There is a precedent, according to Ilya Sutskever, for a less intelligent being ensuring that radically smarter and more powerful ones act in their interests. That precedent is the human baby. “We know that it’s possible,” says Sutskever, chief scientist at OpenAI. “Parents care very deeply about the well-being of their children. It can be done. How does this imprinting work?”
The man pondering that question is one of the industry’s most celebrated technical minds. Before joining OpenAI as a founding member in 2015, Sutskever was already famous for breakthroughs that turbocharged the fields of computer vision and machine translation. Poaching him from Google was OpenAI’s earliest coup; without him, the company’s long list of innovations that followed would likely look very different. Sutskever’s name is listed on research papers that led to ChatGPT and the image generator DALL-E, as well as dozens of others. But talk to Sutskever, and you quickly get the sense he feels his most important work is ahead of him.

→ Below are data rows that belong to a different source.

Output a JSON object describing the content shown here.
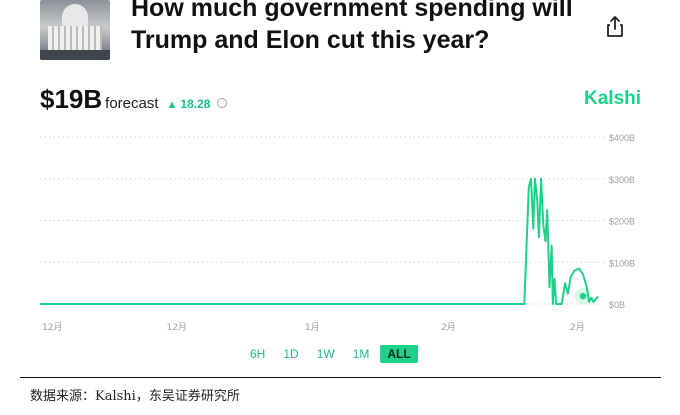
{
  "header": {
    "title_line1": "How much government spending will",
    "title_line2": "Trump and Elon cut this year?",
    "share_icon": "share-icon"
  },
  "summary": {
    "price": "$19B",
    "label": "forecast",
    "delta": "18.28",
    "delta_direction": "up",
    "info_icon": "info-icon"
  },
  "brand": {
    "name": "Kalshi",
    "color": "#19d38c"
  },
  "chart_data": {
    "type": "line",
    "color": "#1fd08b",
    "y_ticks": [
      "$400B",
      "$300B",
      "$200B",
      "$100B",
      "$0B"
    ],
    "ylim": [
      0,
      400
    ],
    "x_ticks": [
      "12月",
      "12月",
      "1月",
      "2月",
      "2月"
    ],
    "grid": true,
    "series": [
      {
        "values": [
          [
            0,
            0
          ],
          [
            0.868,
            0
          ],
          [
            0.876,
            280
          ],
          [
            0.88,
            300
          ],
          [
            0.884,
            180
          ],
          [
            0.887,
            300
          ],
          [
            0.891,
            250
          ],
          [
            0.894,
            160
          ],
          [
            0.898,
            300
          ],
          [
            0.902,
            190
          ],
          [
            0.906,
            150
          ],
          [
            0.909,
            225
          ],
          [
            0.913,
            40
          ],
          [
            0.917,
            140
          ],
          [
            0.919,
            0
          ],
          [
            0.922,
            60
          ],
          [
            0.925,
            0
          ],
          [
            0.935,
            0
          ],
          [
            0.941,
            50
          ],
          [
            0.946,
            25
          ],
          [
            0.951,
            65
          ],
          [
            0.958,
            80
          ],
          [
            0.966,
            85
          ],
          [
            0.973,
            72
          ],
          [
            0.98,
            40
          ],
          [
            0.984,
            5
          ],
          [
            0.988,
            15
          ],
          [
            0.992,
            5
          ],
          [
            1.0,
            18
          ]
        ]
      }
    ],
    "last_value": 19
  },
  "ranges": {
    "items": [
      "6H",
      "1D",
      "1W",
      "1M",
      "ALL"
    ],
    "active": "ALL"
  },
  "footer": {
    "source": "数据来源：Kalshi，东吴证券研究所"
  }
}
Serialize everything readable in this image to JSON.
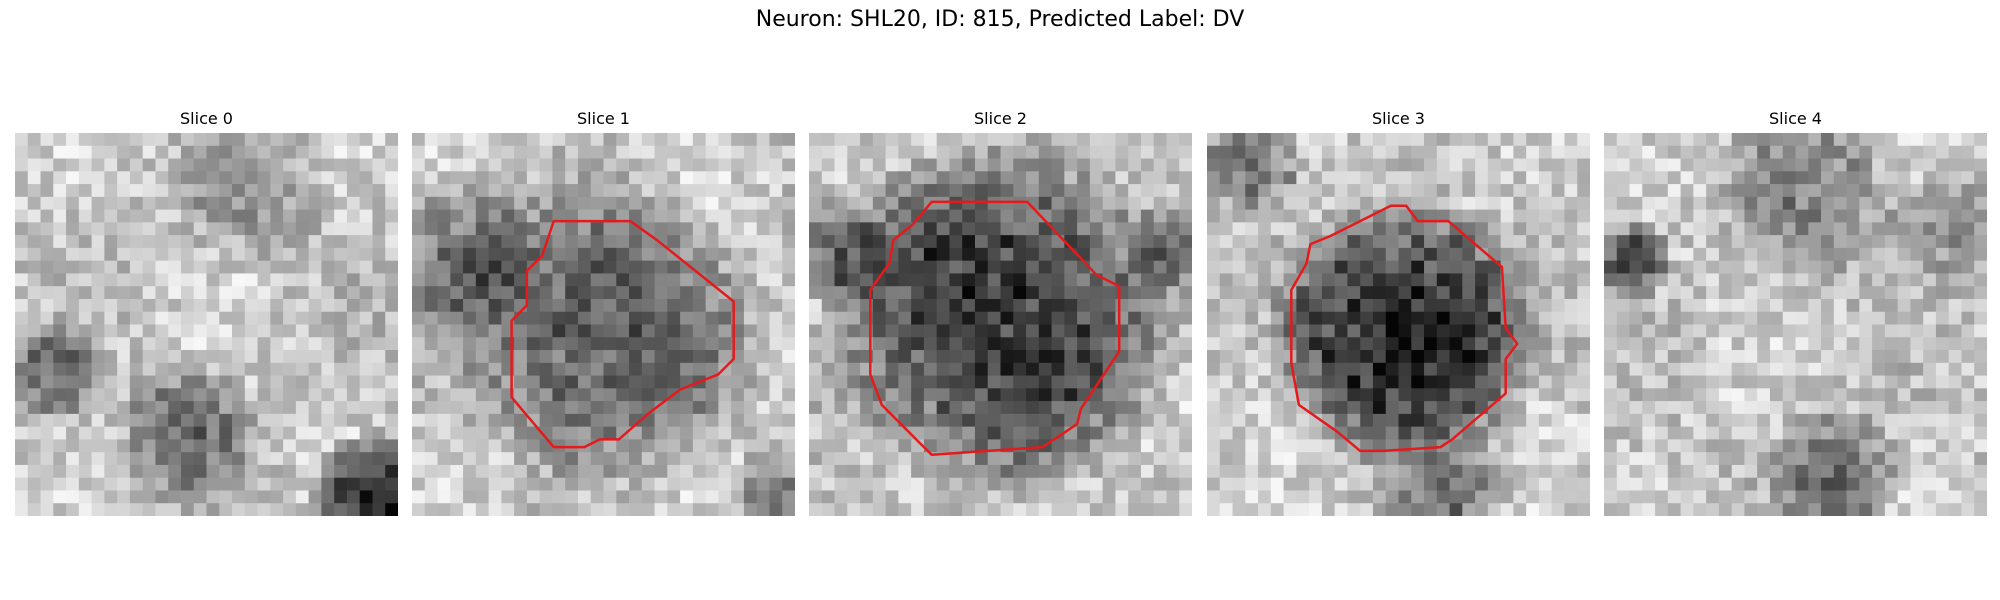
{
  "figure": {
    "title": "Neuron: SHL20, ID: 815, Predicted Label: DV"
  },
  "panels": [
    {
      "title": "Slice 0",
      "has_contour": false
    },
    {
      "title": "Slice 1",
      "has_contour": true
    },
    {
      "title": "Slice 2",
      "has_contour": true
    },
    {
      "title": "Slice 3",
      "has_contour": true
    },
    {
      "title": "Slice 4",
      "has_contour": false
    }
  ],
  "colors": {
    "contour": "#e41a1c",
    "background": "#ffffff"
  },
  "image_style": {
    "colormap": "grayscale",
    "grid_cells": 30
  }
}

In July, OpenAI announced that Sutskever, 37, would be the co-lead of its new Superalignment team, which aims to solve the technical challenge of how to ensure superintelligent AI acts in the interests of humanity. The work is separate from, though parallel to, the company’s shorter-term research efforts into how to align weaker AI systems that exist today or in the near future.
In Sutskever’s view, the task of understanding how to impress certain values onto significantly superhuman systems could not have higher stakes. “The upshot is, eventually AI systems will become very, very, very capable and powerful,” he says. “We will not be able to understand them. They’ll be much smarter than us. By that time it is absolutely critical that the imprinting is very strong, so they feel toward us the way we feel toward our babies.”